Ülküsal ve arkadaşları Kırım’ın Rusya tarafından ilk işgalinin 200. yılı için makalelerin Türkçe ve İngilizce yayınlandığı 310 sayfalık muhteşem bir 135 nolu özel sayı ile bayrağı Hakan Kırımlı, Zafer Karatay gibi Ankara’da bir araya gelen genç Emelcilere devretmiş ve 1996 yılında vefatına kadar da derginin fikri önderliğini yapmaya devam etmiştir. 1986’da Emelciler tarafından kurulan Emel Kırım Vakfı, Emel Dergisi’nin sahibi olarak yayın sorumluluğunu almış ve 1992 senesinden itibaren vakfın başkanlığını Zafer Karatay üstlenmiştir. Çeşitli sebeplerle 1998’de yayınına ara vermek zorunda kalan Emel Dergisi’nin 38 sene boyunca 227 sayısı neşredilmiştir. Niyazi Kırımman (1960-1962), İsmail Otar (1962-1977) Ali Kemal Gökgiray (1978-1983) Murat Yakuboğlu (1983), Nurettin Mahir Altuğ (1983 / 1988-1992), Ünsal Aktaş (1984), Serdar Karatay (1985-1988) kanuna karşı derginin sahipliği, Müstecib Ülküsal (1930-1941) Hüsamettin Korkut (1960-1962) Ferit Erdem Boray (1962-1965), İbrahim Otar (1965-1972), Ali Kemal Gökgiray (1972-1983), Nurettin Mahir Altuğ (1983), Ünsal Aktaş (1984), Serdar Karatay (1985-1998), Saim Osman Karahan (2009-2015) Özgür Karahan (2016-) yazı işleri sorumluluk bayrağını taşımışlardır. Elbette bu isimler bir buzdağının görünen yüzleridir. Bir çok Emelci Emel ‘imize hizmet etmiş, yeni emelcilerin katılmasıyla bu hizmet günümüze kadar gelmiştir.

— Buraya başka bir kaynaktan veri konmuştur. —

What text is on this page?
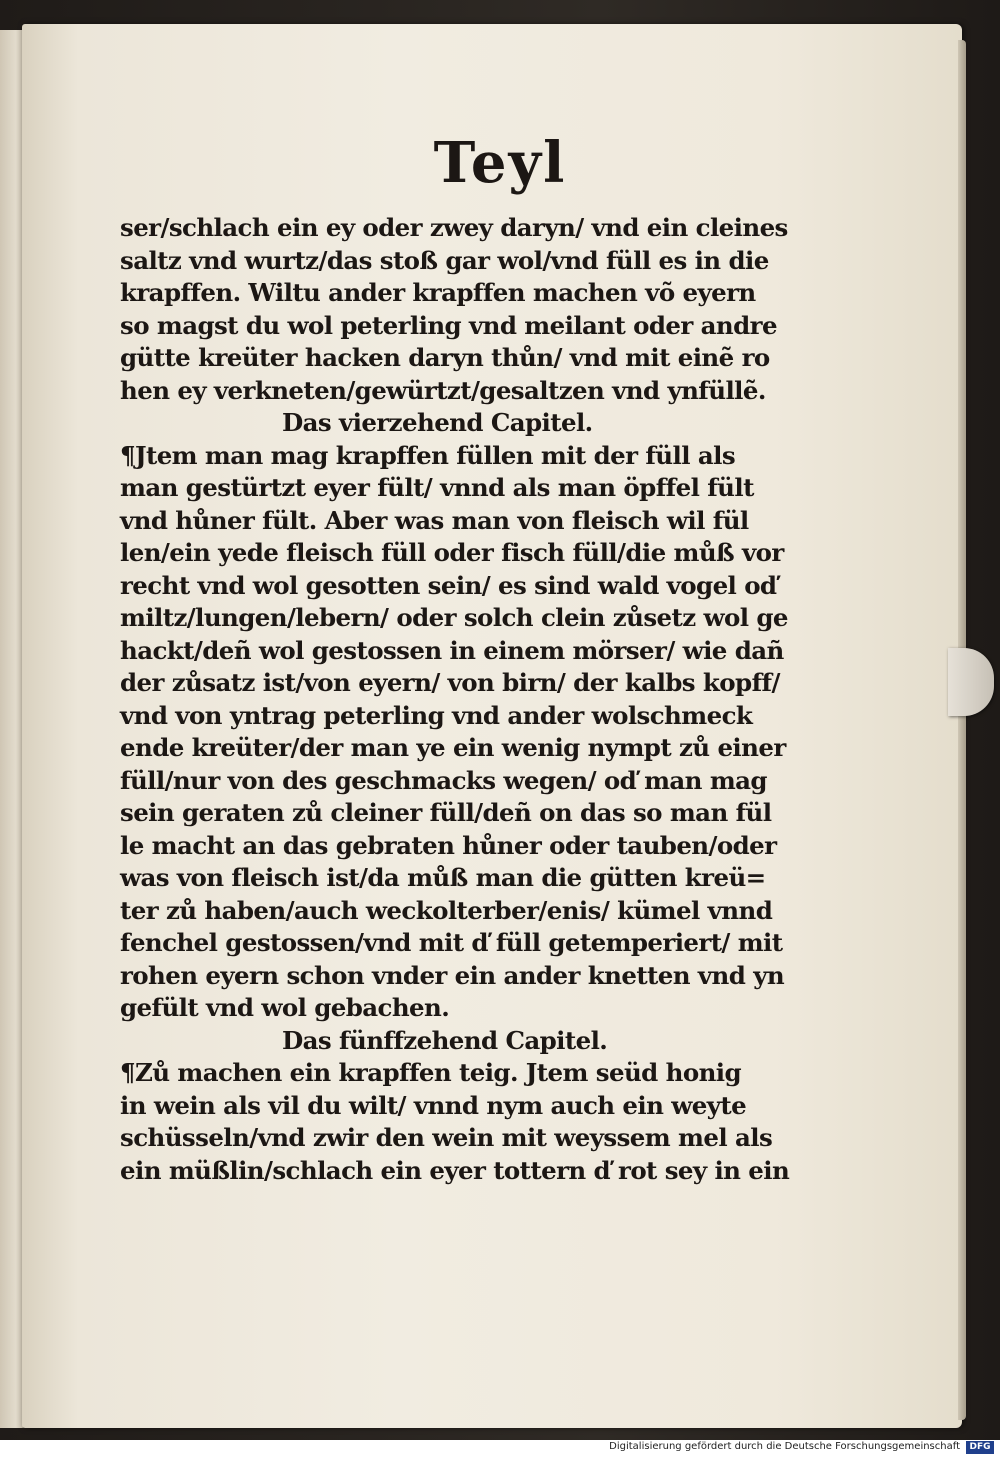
Teyl
ser/schlach ein ey oder zwey daryn/ vnd ein cleines
saltz vnd wurtz/das stoß gar wol/vnd füll es in die
krapffen. Wiltu ander krapffen machen võ eyern
so magst du wol peterling vnd meilant oder andre
gütte kreüter hacken daryn thůn/ vnd mit einẽ ro
hen ey verkneten/gewürtzt/gesaltzen vnd ynfüllẽ.
Das vierzehend Capitel.
¶Jtem man mag krapffen füllen mit der füll als
man gestürtzt eyer fült/ vnnd als man öpffel fült
vnd hůner fült. Aber was man von fleisch wil fül
len/ein yede fleisch füll oder fisch füll/die můß vor
recht vnd wol gesotten sein/ es sind wald vogel oď
miltz/lungen/lebern/ oder solch clein zůsetz wol ge
hackt/deñ wol gestossen in einem mörser/ wie dañ
der zůsatz ist/von eyern/ von birn/ der kalbs kopff/
vnd von yntrag peterling vnd ander wolschmeck
ende kreüter/der man ye ein wenig nympt zů einer
füll/nur von des geschmacks wegen/ oď man mag
sein geraten zů cleiner füll/deñ on das so man fül
le macht an das gebraten hůner oder tauben/oder
was von fleisch ist/da můß man die gütten kreü=
ter zů haben/auch weckolterber/enis/ kümel vnnd
fenchel gestossen/vnd mit ď füll getemperiert/ mit
rohen eyern schon vnder ein ander knetten vnd yn
gefült vnd wol gebachen.
Das fünffzehend Capitel.
¶Zů machen ein krapffen teig. Jtem seüd honig
in wein als vil du wilt/ vnnd nym auch ein weyte
schüsseln/vnd zwir den wein mit weyssem mel als
ein müßlin/schlach ein eyer tottern ď rot sey in ein
Digitalisierung gefördert durch die Deutsche Forschungsgemeinschaft	DFG
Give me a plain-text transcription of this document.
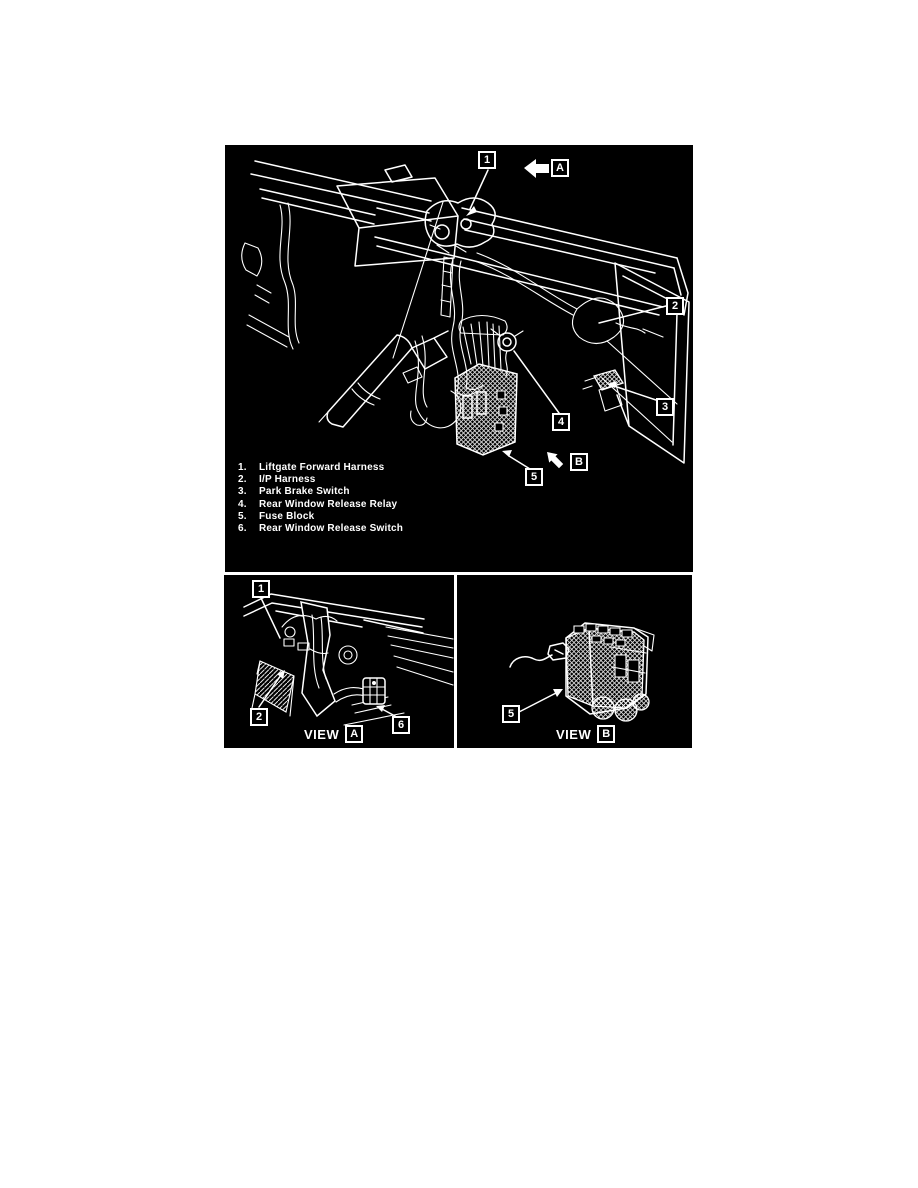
1
A
2
3
4
5
B
1.	Liftgate Forward Harness
2.	I/P Harness
3.	Park Brake Switch
4.	Rear Window Release Relay
5.	Fuse Block
6.	Rear Window Release Switch
1
2
6
VIEW	A
5
VIEW	B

1980 öncesi birbirleriyle tanışan ancak 1980 sonrası düzenli olarak bir araya gelip teşkilatlanan genç bir kadroya Emel bayrağının devredilmesiyle Emel dergisi ve onun etrafında toplanan Emelciler Kırım Tatar Millî Hareketi’ne muazzam bir etkide bulundular. Emel dergisi yayına ara vermiş olsa da Emel ruhu ve kadroları üstlendikleri sorumluluk ve yaptıkları işlerle millî gayeye ulaşmada öncülük etmeyi sürdürdüler, sürdürmekteler.

 

2009’da yeniden çıkarken

Emel Dergisi Kırım Tatar Millî Meclisi Türkiye temsilcisi ve Emel Kırım Vakfı başkanı Zafer Karatay’ın öncülüğü ve dilbilimci Saim Osman Karahan’ın yazıişleri müdürlüğünü üstlenmesiyle 2009’da, bu sefer 3 aylık periyotlarla yeniden çıkmaya başladı.

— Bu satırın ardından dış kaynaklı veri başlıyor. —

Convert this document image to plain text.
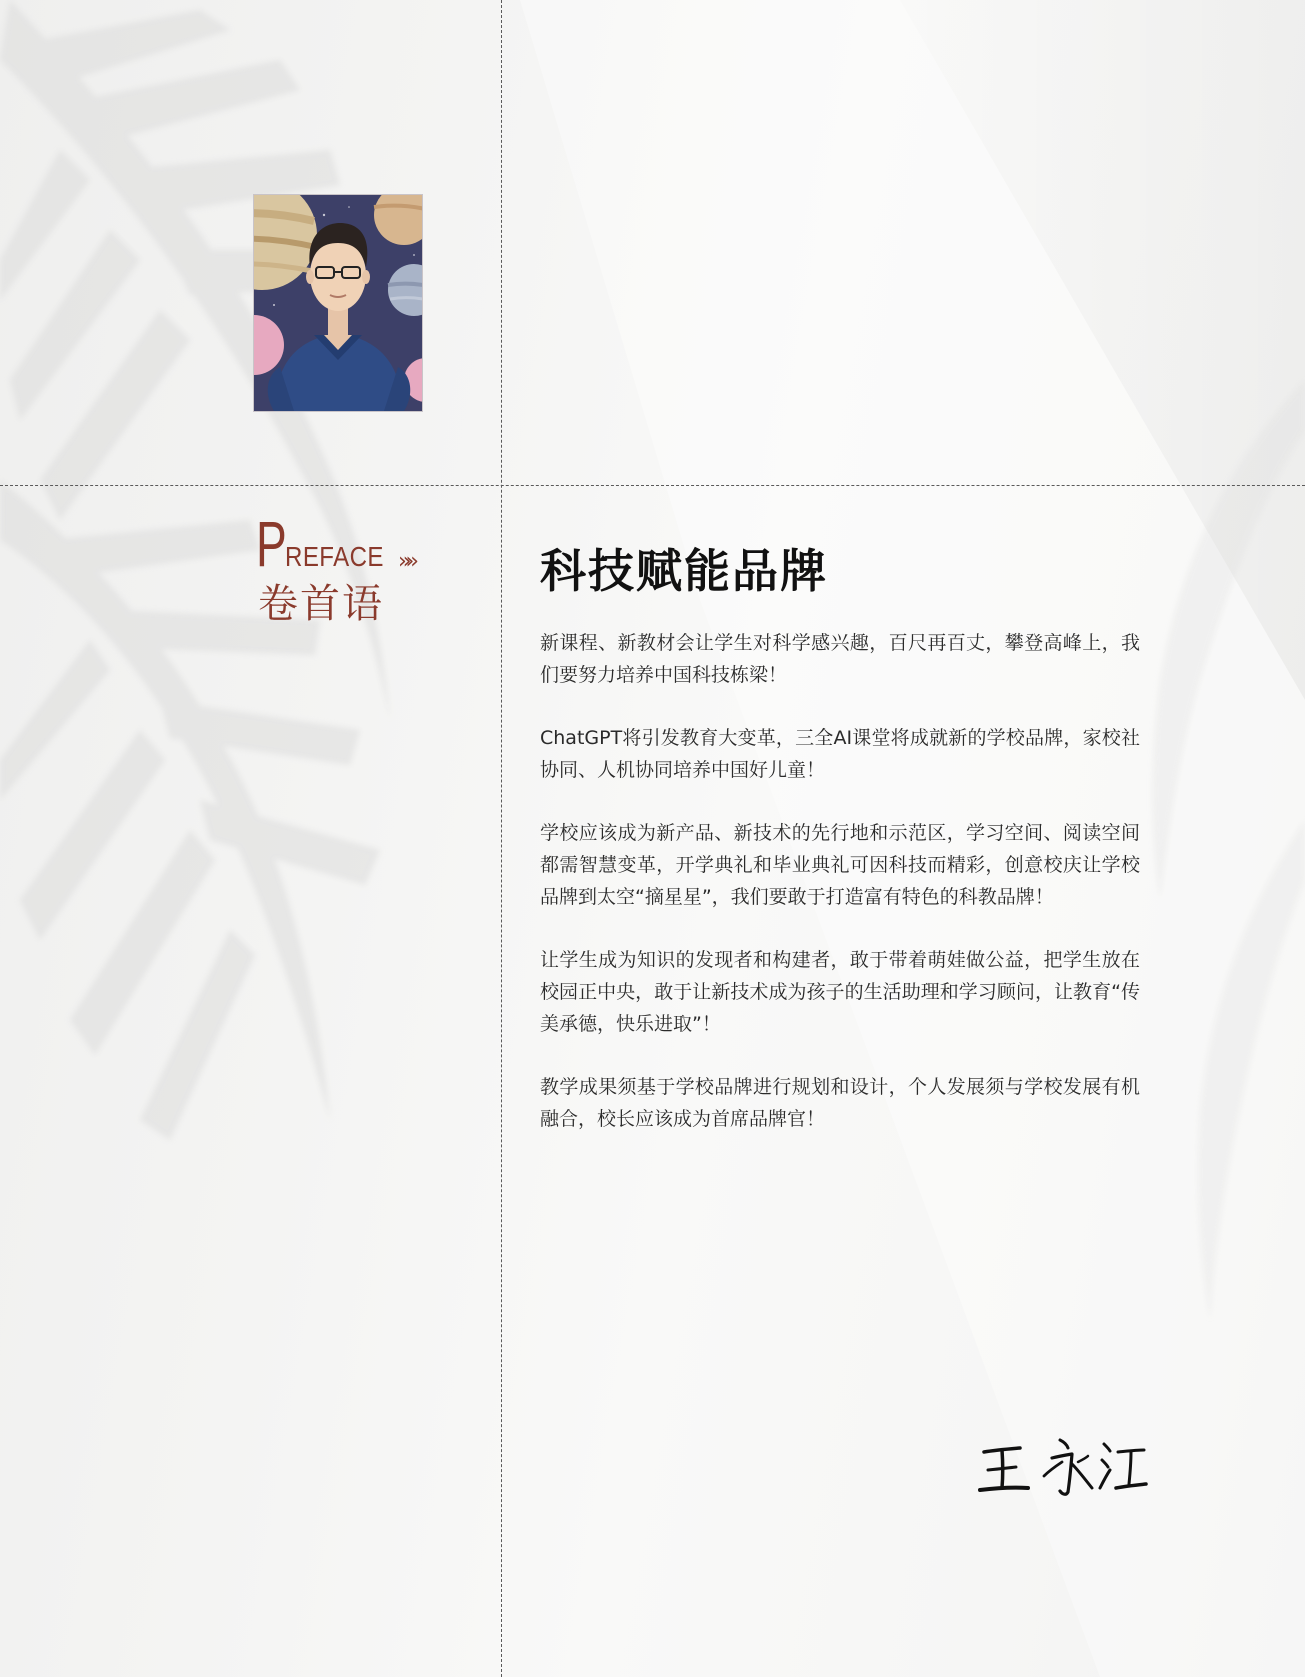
PREFACE »»
卷首语
科技赋能品牌

新课程、新教材会让学生对科学感兴趣，百尺再百丈，攀登高峰上，我们要努力培养中国科技栋梁！

ChatGPT将引发教育大变革，三全AI课堂将成就新的学校品牌，家校社协同、人机协同培养中国好儿童！

学校应该成为新产品、新技术的先行地和示范区，学习空间、阅读空间都需智慧变革，开学典礼和毕业典礼可因科技而精彩，创意校庆让学校品牌到太空“摘星星”，我们要敢于打造富有特色的科教品牌！

让学生成为知识的发现者和构建者，敢于带着萌娃做公益，把学生放在校园正中央，敢于让新技术成为孩子的生活助理和学习顾问，让教育“传美承德，快乐进取”！

教学成果须基于学校品牌进行规划和设计，个人发展须与学校发展有机融合，校长应该成为首席品牌官！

Emel 228. sayısında okurları ve kamuoyunun karşısına şu kısa bildiri ile çıktı:

“Kırım Tatarlarının muhaceretteki en önemli neşir organı olan Emel Dergisi, uzun bir aradan sonra elinizdeki bu sayı ile yeniden okuyucularıyla buluşmaktadır. Emel Dergisi bundan sonraki yayın hayatında da, geçmişteki ilkeli ve kaliteli yayın politikasını sürdürecektir. Emel, kuşkusuz, Kırım Tatar Millî Hareketi’nin hür sesi, Kırım İstiklâl Davasının yılmaz bir savunucusu olacaktır. Adalet, hak-hukuk, hakikat ve ahlâk arayışına bilimsel bir titizlikle uymak iddiasındadır ki bunlar da Emel’i Emel yapan başlıca ilkelerdir.

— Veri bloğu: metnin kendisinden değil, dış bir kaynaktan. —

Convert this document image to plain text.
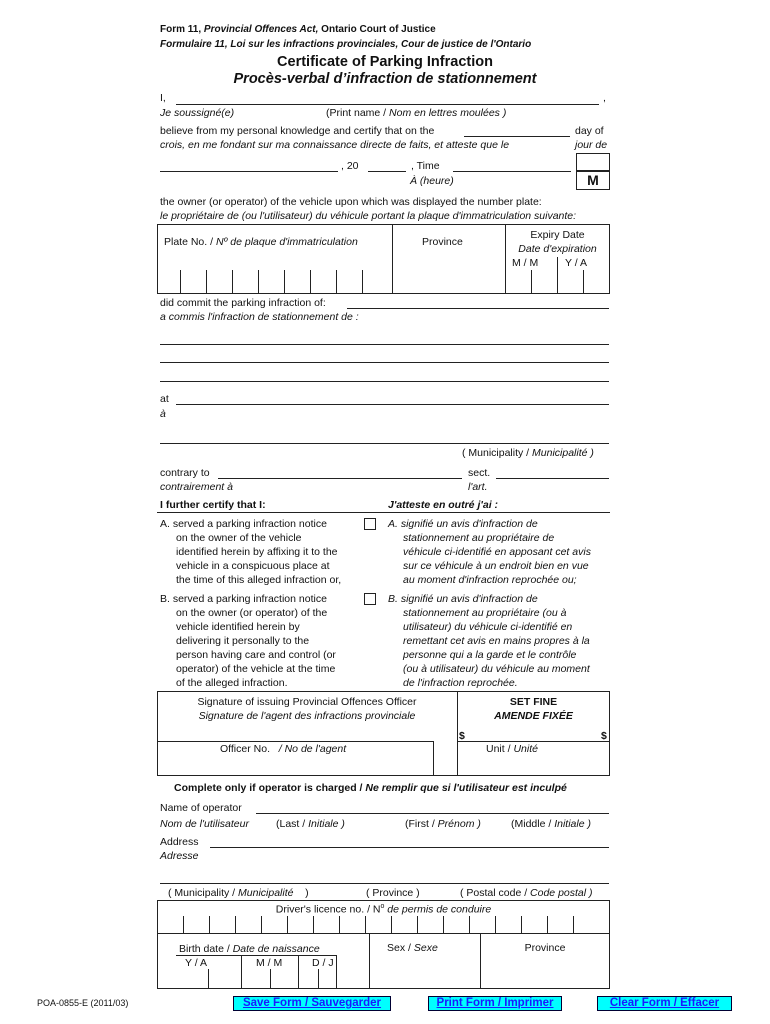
Form 11, Provincial Offences Act, Ontario Court of Justice
Formulaire 11, Loi sur les infractions provinciales, Cour de justice de l'Ontario
Certificate of Parking Infraction
Procès-verbal d’infraction de stationnement
I,	,
Je soussigné(e)	(Print name / Nom en lettres moulées )
believe from my personal knowledge and certify that on the	day of
crois, en me fondant sur ma connaissance directe de faits, et atteste que le	jour de
, 20	, Time
À (heure)	M
the owner (or operator) of the vehicle upon which was displayed the number plate:
le propriétaire de (ou l'utilisateur) du véhicule portant la plaque d'immatriculation suivante:
Plate No. / Nº de plaque d'immatriculation	Province
Expiry Date
Date d'expiration
M / M	Y / A
did commit the parking infraction of:
a commis l'infraction de stationnement de :
at
à
( Municipality / Municipalité )
contrary to	sect.
contrairement à	l'art.
I further certify that I:	J'atteste en outré j'ai :
A. served a parking infraction notice
on the owner of the vehicle
identified herein by affixing it to the
vehicle in a conspicuous place at
the time of this alleged infraction or,
A. signifié un avis d'infraction de
stationnement au propriétaire de
véhicule ci-identifié en apposant cet avis
sur ce véhicule à un endroit bien en vue
au moment d'infraction reprochée ou;
B. served a parking infraction notice
on the owner (or operator) of the
vehicle identified herein by
delivering it personally to the
person having care and control (or
operator) of the vehicle at the time
of the alleged infraction.
B. signifié un avis d'infraction de
stationnement au propriétaire (ou à
utilisateur) du véhicule ci-identifié en
remettant cet avis en mains propres à la
personne qui a la garde et le contrôle
(ou à utilisateur) du véhicule au moment
de l'infraction reprochée.
Signature of issuing Provincial Offences Officer
Signature de l'agent des infractions provinciale
SET FINE
AMENDE FIXÉE
$	$
Officer No. / No de l'agent	Unit / Unité
Complete only if operator is charged / Ne remplir que si l'utilisateur est inculpé
Name of operator
Nom de l'utilisateur	(Last / Initiale )	(First / Prénom )	(Middle / Initiale )
Address
Adresse
( Municipality / Municipalité )	( Province )	( Postal code / Code postal )
Driver's licence no. / $N^o$ de permis de conduire
Birth date / Date de naissance
Y / A	M / M	D / J
Sex / Sexe	Province
POA-0855-E (2011/03)	Save Form / Sauvegarder	Print Form / Imprimer	Clear Form / Effacer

Emel, Emel’ine ulaşana kadar okuyucularından aldığı güçle hizmete devam etme kararlılığındadır.”

236. sayıya gelindiğinde düzenli yayın idarî ve ekonomik bazı sebeplerle aksamaya başladı. Ne var ki 2014’ün Şubat’ında Vatan Kırım’ın Rusya tarafından işgali, Emel’e talep ve ihtiyacı zirveye çıkardı. Ne yazık ki Saim Osman Karahan’ın yakalandığı ağır hastalık ve acı kaybı sebebiyle bu dönemde Emel’in düzenli yayını mümkün olamadı. 2015’in sonuna gelindiğinde art arda yayınlanan birleştirilmiş bir kitap hacmindeki sayılarla, eksik kalan sayılar içerik ve hacim olarak tamamlandı. Özellikle de Kırım’da Rusya işgali dönemi için çok önemli birer kaynak olarak kütüphanelerde yerini aldı. Artık Emel düzenli olarak 3 ayda bir okurları ile buluşuyor. Bundan sonra da Emeline ulaşana kadar aksama olmaksızın yayınına devam etmesi tüm Emelcilerin beklentisi ve arzusu.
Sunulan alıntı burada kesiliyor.